The Story of Benjamin Franklin by W E B Du Bois is little-known and generally regarded as little more than a curiosity. Published by the rather grand-sounding Secretariat of the World Council of Peace, Vienna during 1956, the work contains no original research by Du Bois , but in his Foreword he comments "My chief sources of information have been the celebrated Franklin `autobiography`, the monumental work by Carl van Doren, and the shorter work by Samuel Morse. My own social studies in Philadelphia and New England have given me some personal knowledge of Franklin`s environment."
The circumstances surrounding the publication are explained in the Preface;
"The 250th anniversary of the birth of Benjamin Franklin has been celebrated by the whole world.
The World Council of Peace included this anniversary among the great cultural anniversaries to be celebrated in 1956.
The choice was made to enable the peace movement to associate itself with the commemoration of a man who, by his own unaided efforts, became his country`s greatest journalist, a scientist of world renown who paved the way for all modern research on electricity, and a great citizen who worked for his country`s independence and strove to win it through negotiation."
Among other observations, the Preface notes that ;
"The end of his life was the culminating point in the ascending development of a man who, from being a slave dealer became an opponent of slavery, from being a colonialist ended by drawing up his country`s Declaration of Independence."
Shirley Graham Du Bois in His Day is Marching On ; A Memoir of W E B Du Bois, also comments on the circumstances surrounding publication of the booklet ;
"Since 1951 Du Bois had received many invitations from abroad which the State Department had prevented him from accepting, never, however, for any occasion in which he was so deeply, and over so many years involved*. When he was invited to the People`s Republic of China to participate in the celebration of the 250th anniversary of the birth of Benjamin Franklin (an anniversary scarcely noted in the United States), he had met the passport refusal by writing a small, beautifully illustrated book on Benjamin Franklin and sending it to China. He had countered the State Department`s refusal to return his passport so that he could attend a World Festival of Youth and Students by publishing a scathing article in the National Guardian in which he quoted from his letter to the Passport Office : "My beliefs are none of your business.

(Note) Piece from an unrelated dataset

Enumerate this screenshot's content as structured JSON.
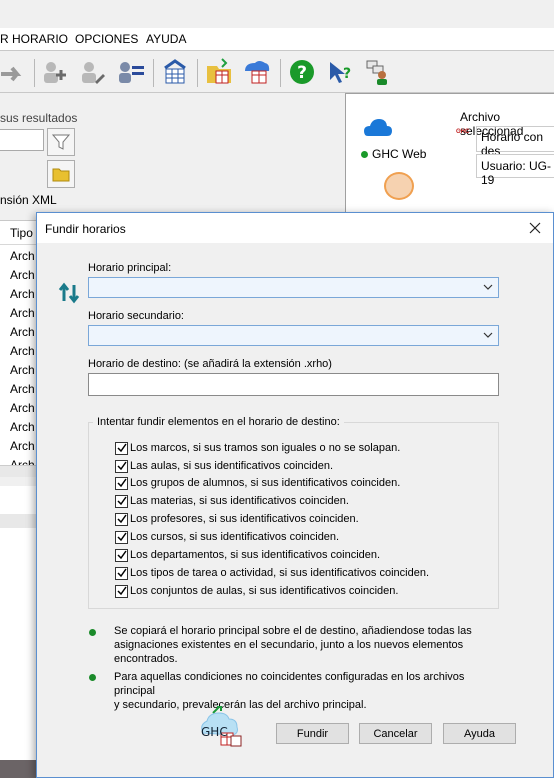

I repeat my demand for a passport in accordance with the Constitution of the United States, the laws of the land, and the decision of the Courts."
I am not so sure that I would have used the phrase "beautifully illustrated"(as distinct from just "illustrated"), but then again I`m not given to hyperbole ! It is a nice enough little booklet and I am quite proud of my copy. For the moment I won`t pen a review as I think the background story is interesting in it`s own right. We may return to this booklet in the fullness of time however.

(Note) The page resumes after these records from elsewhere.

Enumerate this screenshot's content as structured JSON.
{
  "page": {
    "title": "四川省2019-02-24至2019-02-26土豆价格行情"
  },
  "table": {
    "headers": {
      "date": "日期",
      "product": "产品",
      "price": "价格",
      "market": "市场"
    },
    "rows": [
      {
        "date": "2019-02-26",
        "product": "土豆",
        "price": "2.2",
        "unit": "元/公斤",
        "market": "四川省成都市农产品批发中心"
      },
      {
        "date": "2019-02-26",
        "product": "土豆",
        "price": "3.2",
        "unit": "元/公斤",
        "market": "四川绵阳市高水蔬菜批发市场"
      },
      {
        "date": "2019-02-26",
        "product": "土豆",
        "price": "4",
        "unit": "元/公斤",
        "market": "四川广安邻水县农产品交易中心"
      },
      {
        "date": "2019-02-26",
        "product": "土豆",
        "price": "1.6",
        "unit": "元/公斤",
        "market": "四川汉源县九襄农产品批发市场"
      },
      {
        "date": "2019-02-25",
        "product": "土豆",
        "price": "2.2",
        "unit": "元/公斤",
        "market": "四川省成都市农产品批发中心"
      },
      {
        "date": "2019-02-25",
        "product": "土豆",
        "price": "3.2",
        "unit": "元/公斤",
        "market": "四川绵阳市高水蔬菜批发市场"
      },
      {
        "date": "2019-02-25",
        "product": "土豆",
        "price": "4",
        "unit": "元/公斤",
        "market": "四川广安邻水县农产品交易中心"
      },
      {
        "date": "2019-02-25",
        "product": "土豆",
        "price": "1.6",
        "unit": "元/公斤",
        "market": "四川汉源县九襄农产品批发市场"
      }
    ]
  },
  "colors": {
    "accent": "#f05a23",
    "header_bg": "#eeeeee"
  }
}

* Here she refers to the rejection of passport applications by Mr and Mrs Du Bois, applications made in order to attend Ghana`s Independence Ceremony during March 1957. Shirley also quotes an editorial in the Accra Evening News, which pointed out the contradiction in the fact the "America is the very first nation outside the Commonwealth to establish full diplomatic relations with free Ghana" but had denied a passport to Dr Du Bois "to see the historic birth of Ghana" and commented "That the position remained unchanged after our Prime Minister`s personal intervention is the first serious slap in the face of Pan-Africanism since our emergence to Independence." (Evening News, Accra, Ghana, 13 March 1957).